It’s April 8 and I haven’t started on my taxes yet. They’re due in about a week, but a combination of travel, the workload here at VentureBeat, and the general fear of what I owe have kept me from taking the first step.
Thankfully, it’s now easier than ever to tackle my taxes, courtesy of a slew of new mobile tax apps. Computers have simplified taxes beyond the dark days of pen and paper, first with boxed software, then with online solutions that were able to keep information from the previous year’s taxes. But now, if you’re lucky, you can get the job done simply by snapping a photo of your W2 with your phone.
If your taxes are fairly simple, and you normally file a 1040EZ form, then Snaptax is the easiest way to get the ordeal over with. The app lets you snap a photo of your W2 form to instantly populate the relevant information. I tried the app on my forms and all the information, including complicated numbers like my employer’s federal ID, was accurate.
Sure, it doesn’t take much time to fill in your W2 information into a typical tax program or site, but there’s a certain wow factor to being able to file your taxes from your phone. (For an alternative app that works similarly, check out H&R Block at Home 1040EZ.)
If you’re curious about what you owe in taxes, or will receive as a refund, Taxcaster lets you quickly plug in your income and financial situation to get an estimate. It’s certainly not as accurate as a full-fledged tax program, but for a quick guess, it’s enough to steer you away from big purchases until your taxes are done.
Turbotax for iPad
If you need something more than SnapTax, Intuit has brought pretty much all of the features of its popular TurboTax desktop software over to the iPad. This year, for the first time, the company is also offering free tax advice through the app via a network of 700 tax specialists.
The app can also import your previous year’s tax information. If you have old tax files stored on your computer, you can import them into the Turbotax iPad app via iTunes.
Free for iPad (pay to file federal and state)

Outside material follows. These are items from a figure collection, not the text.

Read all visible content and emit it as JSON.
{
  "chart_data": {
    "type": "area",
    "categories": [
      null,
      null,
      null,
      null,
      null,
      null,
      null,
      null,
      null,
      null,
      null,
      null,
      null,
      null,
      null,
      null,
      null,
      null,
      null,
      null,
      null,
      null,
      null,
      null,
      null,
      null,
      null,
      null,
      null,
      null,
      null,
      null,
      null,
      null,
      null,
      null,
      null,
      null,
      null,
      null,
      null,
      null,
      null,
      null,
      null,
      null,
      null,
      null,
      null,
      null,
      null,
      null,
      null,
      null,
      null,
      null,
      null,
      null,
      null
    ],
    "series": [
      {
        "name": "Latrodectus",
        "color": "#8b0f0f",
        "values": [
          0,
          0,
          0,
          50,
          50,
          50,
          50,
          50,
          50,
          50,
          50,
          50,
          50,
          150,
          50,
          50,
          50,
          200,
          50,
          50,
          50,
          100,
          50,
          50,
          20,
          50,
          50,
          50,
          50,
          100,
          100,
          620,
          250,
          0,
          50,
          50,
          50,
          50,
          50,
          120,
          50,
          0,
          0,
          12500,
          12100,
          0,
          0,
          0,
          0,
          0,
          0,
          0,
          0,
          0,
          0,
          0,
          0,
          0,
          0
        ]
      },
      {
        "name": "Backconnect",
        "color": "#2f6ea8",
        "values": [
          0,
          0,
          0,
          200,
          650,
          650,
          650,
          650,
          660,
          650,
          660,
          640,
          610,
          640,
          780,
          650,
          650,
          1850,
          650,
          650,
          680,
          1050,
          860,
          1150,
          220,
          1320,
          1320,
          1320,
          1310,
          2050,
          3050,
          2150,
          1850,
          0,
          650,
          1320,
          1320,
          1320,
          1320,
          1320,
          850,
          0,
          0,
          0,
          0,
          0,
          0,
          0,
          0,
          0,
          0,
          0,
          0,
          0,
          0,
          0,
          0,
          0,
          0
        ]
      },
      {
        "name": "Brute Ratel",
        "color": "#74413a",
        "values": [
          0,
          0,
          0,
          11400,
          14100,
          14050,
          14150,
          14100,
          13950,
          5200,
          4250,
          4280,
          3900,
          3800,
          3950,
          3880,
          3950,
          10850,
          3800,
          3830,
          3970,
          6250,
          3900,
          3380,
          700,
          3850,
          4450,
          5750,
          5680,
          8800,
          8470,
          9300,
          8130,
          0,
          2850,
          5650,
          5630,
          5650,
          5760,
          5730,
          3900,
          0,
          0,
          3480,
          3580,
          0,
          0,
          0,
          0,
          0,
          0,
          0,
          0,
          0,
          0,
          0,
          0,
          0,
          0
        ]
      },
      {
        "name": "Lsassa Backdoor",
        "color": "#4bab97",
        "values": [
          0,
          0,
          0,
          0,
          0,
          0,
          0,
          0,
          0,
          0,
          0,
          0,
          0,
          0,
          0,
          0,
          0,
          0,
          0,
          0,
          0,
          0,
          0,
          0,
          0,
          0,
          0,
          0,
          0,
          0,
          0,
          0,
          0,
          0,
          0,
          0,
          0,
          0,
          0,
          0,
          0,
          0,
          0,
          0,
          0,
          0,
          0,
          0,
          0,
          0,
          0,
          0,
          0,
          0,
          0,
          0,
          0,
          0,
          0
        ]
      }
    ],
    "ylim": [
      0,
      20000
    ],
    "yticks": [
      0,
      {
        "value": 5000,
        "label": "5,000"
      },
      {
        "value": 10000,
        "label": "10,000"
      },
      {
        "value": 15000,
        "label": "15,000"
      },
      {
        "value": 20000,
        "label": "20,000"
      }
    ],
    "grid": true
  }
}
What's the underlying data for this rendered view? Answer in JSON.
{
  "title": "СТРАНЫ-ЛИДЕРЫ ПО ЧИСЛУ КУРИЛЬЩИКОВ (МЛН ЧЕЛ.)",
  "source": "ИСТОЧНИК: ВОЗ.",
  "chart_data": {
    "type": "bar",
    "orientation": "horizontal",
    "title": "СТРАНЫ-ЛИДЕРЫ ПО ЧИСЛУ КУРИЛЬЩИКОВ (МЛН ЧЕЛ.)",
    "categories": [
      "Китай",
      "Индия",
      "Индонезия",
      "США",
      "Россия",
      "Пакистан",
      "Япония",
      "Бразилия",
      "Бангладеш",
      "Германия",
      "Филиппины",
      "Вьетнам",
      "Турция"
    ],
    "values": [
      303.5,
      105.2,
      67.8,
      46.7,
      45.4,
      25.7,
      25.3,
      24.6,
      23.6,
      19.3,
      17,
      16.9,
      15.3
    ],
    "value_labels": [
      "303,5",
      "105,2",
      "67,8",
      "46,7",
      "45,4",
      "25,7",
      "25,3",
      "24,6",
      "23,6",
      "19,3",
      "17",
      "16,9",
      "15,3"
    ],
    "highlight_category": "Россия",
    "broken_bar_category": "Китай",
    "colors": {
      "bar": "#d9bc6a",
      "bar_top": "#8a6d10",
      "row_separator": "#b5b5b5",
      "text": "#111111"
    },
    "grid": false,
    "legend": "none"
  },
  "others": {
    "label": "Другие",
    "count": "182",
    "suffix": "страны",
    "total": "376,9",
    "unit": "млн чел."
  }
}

It’s terribly named, but the official IRS app offers a ton of useful features. You can use it to track your return and when you can expect a check, plus you can also request a previous year’s tax return.
Other tax apps worth mentioning
EITC Finder (free) will make sure you don’t miss out on the Earned Income Tax Credit, which could grant you up to $5,700 if you make under $49,000. And if you still need time to file your taxes, Easy Extension (free) offers the simplest way to file a tax extension with the IRS.